TaxProf Blog

Editor: Paul L. Caron, Dean
Pepperdine University School of Law

Saturday, June 1, 2013

NY Times: Corporate Tax Reform, Not Repeal

New York Times editorial:  No Replacement for Corporate Taxes:

In response to the recent Senate hearing on tax avoidance at Apple, some pundits have argued that the best solution is to abolish the corporate income tax altogether. Their contention is that multinational corporations — which hold trillions of dollars in mostly untaxed profits offshore — are so complex and so expert at avoidance that even trying to tax them is pointless. It would be better, they say, to quit trying and to raise needed tax revenue in other ways. This would be a completely wrong approach.

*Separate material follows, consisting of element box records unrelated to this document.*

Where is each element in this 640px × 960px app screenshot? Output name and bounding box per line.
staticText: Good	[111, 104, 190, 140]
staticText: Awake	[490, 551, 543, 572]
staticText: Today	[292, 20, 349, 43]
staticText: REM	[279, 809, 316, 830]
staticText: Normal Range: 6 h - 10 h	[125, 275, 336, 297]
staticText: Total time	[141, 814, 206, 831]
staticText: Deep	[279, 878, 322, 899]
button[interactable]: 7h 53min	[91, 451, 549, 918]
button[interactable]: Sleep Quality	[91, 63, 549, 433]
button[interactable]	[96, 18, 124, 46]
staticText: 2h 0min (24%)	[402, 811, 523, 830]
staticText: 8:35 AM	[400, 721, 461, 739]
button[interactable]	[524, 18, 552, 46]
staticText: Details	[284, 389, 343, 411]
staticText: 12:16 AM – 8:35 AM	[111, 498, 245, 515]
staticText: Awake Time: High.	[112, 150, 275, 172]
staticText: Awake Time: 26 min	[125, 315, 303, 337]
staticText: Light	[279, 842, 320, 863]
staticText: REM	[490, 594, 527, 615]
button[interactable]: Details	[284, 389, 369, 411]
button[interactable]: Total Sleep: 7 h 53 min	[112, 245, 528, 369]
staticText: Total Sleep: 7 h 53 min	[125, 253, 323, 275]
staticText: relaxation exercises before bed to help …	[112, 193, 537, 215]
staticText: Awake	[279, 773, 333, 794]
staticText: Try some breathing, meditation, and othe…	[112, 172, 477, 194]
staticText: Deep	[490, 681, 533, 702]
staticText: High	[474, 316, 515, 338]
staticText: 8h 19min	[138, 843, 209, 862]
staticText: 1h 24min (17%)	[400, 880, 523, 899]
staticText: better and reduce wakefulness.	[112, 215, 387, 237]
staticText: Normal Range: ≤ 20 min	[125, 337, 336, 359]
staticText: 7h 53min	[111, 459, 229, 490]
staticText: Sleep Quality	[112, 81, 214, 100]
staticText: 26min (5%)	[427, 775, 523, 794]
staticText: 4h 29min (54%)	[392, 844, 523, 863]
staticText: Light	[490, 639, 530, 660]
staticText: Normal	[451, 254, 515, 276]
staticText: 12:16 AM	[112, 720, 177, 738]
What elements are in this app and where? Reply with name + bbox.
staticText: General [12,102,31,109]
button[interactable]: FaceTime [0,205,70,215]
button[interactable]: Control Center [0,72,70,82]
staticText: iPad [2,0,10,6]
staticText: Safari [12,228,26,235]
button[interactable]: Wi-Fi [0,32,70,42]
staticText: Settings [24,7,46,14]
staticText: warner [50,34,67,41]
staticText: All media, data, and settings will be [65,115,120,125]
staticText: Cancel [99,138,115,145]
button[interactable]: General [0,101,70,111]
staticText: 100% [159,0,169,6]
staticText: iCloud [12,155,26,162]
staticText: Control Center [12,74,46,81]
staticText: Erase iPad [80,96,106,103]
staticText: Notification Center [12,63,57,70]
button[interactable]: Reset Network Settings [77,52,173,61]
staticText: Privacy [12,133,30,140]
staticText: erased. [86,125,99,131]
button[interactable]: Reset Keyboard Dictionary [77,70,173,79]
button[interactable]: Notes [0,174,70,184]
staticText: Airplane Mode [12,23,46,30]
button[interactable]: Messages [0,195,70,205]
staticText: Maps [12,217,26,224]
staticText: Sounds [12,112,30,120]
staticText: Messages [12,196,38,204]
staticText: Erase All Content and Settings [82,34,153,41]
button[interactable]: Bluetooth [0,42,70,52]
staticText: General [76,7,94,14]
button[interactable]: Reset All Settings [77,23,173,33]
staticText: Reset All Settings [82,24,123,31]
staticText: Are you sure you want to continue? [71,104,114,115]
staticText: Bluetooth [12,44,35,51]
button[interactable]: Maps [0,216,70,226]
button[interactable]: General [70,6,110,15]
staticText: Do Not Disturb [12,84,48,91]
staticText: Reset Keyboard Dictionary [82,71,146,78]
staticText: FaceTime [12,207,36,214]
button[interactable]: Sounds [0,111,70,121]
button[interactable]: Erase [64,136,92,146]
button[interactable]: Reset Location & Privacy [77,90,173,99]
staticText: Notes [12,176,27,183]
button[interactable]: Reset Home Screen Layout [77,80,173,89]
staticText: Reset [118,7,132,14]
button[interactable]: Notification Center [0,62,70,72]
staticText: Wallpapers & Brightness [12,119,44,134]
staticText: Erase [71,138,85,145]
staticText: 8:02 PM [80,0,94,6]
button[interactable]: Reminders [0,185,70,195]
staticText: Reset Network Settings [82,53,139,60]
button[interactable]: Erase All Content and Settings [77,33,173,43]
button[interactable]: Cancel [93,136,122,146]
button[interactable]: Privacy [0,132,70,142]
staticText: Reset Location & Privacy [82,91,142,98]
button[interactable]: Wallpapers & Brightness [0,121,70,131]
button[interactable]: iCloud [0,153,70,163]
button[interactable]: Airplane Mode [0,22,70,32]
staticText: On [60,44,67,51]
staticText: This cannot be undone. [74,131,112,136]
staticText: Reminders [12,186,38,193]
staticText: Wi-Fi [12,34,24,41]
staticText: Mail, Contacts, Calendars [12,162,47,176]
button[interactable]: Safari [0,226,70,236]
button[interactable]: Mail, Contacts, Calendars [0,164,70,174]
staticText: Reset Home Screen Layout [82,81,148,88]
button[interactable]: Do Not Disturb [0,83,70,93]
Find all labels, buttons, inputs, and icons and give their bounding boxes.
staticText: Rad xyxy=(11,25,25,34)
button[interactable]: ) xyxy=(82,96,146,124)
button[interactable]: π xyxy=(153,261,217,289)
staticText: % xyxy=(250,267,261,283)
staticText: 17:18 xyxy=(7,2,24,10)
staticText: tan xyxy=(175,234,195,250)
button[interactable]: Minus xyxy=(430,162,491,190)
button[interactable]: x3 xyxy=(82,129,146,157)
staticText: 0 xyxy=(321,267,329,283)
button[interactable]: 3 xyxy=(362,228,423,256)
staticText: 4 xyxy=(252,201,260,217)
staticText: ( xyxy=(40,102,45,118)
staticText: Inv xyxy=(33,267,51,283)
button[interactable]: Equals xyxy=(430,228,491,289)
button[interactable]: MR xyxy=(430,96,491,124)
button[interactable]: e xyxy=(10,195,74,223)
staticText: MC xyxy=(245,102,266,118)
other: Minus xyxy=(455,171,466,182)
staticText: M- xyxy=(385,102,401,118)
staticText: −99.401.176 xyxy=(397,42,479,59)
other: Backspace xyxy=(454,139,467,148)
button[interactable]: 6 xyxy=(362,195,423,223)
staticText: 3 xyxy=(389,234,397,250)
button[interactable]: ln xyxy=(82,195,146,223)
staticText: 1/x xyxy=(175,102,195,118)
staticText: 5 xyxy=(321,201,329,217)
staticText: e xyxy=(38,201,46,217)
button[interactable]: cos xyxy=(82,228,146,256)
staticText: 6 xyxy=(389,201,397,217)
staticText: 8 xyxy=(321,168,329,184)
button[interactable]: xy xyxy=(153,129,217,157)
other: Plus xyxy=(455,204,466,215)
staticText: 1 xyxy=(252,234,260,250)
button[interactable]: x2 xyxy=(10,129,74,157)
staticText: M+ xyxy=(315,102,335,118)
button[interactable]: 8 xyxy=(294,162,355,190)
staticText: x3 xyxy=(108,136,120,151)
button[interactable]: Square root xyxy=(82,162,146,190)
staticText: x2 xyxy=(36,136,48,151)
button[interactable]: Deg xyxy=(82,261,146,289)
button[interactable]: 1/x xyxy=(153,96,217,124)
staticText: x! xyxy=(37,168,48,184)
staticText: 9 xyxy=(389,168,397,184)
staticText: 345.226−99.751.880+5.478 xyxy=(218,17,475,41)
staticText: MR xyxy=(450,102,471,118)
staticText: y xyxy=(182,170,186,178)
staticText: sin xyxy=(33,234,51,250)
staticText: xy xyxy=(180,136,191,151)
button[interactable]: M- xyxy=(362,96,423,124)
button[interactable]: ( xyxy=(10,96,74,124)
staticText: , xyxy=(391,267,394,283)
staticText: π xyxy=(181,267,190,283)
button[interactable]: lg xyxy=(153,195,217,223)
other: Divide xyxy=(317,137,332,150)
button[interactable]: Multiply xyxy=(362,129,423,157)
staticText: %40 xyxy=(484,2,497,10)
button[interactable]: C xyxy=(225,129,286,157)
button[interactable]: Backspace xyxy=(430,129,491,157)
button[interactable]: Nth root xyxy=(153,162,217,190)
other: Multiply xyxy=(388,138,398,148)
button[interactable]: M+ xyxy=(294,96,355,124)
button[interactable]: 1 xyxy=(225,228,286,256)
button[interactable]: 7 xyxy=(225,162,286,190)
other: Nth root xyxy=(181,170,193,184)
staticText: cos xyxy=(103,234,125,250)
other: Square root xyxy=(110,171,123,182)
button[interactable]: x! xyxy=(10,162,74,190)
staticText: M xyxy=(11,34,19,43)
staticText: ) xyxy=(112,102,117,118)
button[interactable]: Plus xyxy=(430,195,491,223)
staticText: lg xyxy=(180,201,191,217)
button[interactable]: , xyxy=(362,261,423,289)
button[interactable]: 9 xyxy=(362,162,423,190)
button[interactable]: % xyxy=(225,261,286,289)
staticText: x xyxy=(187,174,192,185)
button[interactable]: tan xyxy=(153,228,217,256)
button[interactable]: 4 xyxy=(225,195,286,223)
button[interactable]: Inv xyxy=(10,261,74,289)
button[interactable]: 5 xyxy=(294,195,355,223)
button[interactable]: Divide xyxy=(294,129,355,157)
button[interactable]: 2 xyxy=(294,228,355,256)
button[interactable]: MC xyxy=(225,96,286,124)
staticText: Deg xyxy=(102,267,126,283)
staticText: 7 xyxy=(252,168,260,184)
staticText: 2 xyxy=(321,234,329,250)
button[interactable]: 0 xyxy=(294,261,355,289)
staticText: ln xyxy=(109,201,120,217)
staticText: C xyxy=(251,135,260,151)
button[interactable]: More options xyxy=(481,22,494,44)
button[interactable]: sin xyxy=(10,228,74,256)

Eliminating the corporate tax would not fix the broken tax system. The corporate share of the overall tax burden has declined as the labor force’s share has increased. At the same time, the nation has gone deeper into debt to provide the social and economic foundation on which corporate success is built — including security, education, infrastructure, scientific research, health care, environmental protection and legal, financial and regulatory systems.

Ending the corporate tax would only make that bad situation worse. Abolishing the corporate income tax would be a huge tax cut for the wealthy, which would ultimately result in even heavier burdens on everyone else or a government that is far too small to meet the nation’s needs. The corporate income tax — which is projected to raise $4.8 trillion in the next 10 years even with all the avoidance that is going on — falls most heavily on corporate shareholders, who tend to be wealthy. ...

Corporate taxes need to be reformed to ensure that the profits of American multinationals are taxed by the United States when those profits are earned. In an era of mobile global capital, that will require international cooperation, a painstaking process. In the meantime, however, there are many steps Congress can take to curb tax avoidance, like ending procedures that allow companies to easily shelter profits abroad.